Copie des images et textes
interdite sans l'autorisation de KER1856

Le 28 novembre 1995, un courrier peu commun arriva à la mairie de Quiberon, accompagnant une lettre en français malhabile, son auteur, Karl LANG faisait don de quelques photos, souvenir de son passage en Bretagne au début du second conflit mondial. 

NDLR – Toutes les photographies de cet article  ont été prises par Karl LANG, sauf mention contraire.

Lettre reçue par la mairie de Quiberon page 1
page 2

Karl Lang a 21 ans lorsqu’il arrive dans la Presqu’île en septembre 1940. Le contexte de l’époque est connu : après une campagne militaire de six semaines, l’Allemagne nazie occupe la partie nord de la France et depuis le 22 juin, les troupes allemandes sont dans la Presqu’île. Il n’a pas participé à la campagne de France en 1940 et c’est sa première affectation dans l’armée (Wehrmacht) quand il arrive en France. Comme il le sous-entend dans sa lettre, c’est un jeune adulte venant de « l’intérieur de son pays » pour qui la découverte de l’océan est un choc émotionnel.
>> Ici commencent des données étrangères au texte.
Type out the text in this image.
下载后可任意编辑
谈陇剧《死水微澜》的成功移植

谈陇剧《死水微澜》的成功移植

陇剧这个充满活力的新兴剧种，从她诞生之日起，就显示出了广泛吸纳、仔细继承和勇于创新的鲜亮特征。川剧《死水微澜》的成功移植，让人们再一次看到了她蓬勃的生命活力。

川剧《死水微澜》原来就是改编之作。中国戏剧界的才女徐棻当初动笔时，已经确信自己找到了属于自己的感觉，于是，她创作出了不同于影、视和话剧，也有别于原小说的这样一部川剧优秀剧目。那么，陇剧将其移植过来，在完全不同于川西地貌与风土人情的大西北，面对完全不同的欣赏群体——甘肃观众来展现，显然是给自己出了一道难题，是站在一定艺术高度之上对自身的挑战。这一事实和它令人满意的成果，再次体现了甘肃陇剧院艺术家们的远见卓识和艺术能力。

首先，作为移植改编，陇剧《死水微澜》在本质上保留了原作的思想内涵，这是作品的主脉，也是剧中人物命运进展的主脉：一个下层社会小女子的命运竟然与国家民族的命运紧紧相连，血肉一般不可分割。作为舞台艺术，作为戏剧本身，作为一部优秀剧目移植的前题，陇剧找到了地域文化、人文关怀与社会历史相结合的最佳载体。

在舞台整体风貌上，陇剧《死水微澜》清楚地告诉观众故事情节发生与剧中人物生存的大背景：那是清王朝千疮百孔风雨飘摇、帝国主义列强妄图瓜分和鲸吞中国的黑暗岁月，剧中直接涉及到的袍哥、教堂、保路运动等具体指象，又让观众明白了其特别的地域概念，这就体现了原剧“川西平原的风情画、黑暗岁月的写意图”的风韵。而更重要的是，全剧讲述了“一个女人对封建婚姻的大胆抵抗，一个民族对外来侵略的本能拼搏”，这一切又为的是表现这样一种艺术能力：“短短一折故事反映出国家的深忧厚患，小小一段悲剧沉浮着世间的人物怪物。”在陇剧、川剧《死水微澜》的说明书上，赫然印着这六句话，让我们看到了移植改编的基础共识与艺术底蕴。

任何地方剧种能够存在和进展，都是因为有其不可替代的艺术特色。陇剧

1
Il est particulièrement impressionné par les paysages marins changeant avec la marée. Impressionné également, lors de ses gardes de nuit, où seul dans son abri, il est face à la mer et aux tempêtes de l’hiver 1940. Selon ses dires, il était « heureux, à la fin de la nuit de ne plus entendre le « mugir » du vent ….”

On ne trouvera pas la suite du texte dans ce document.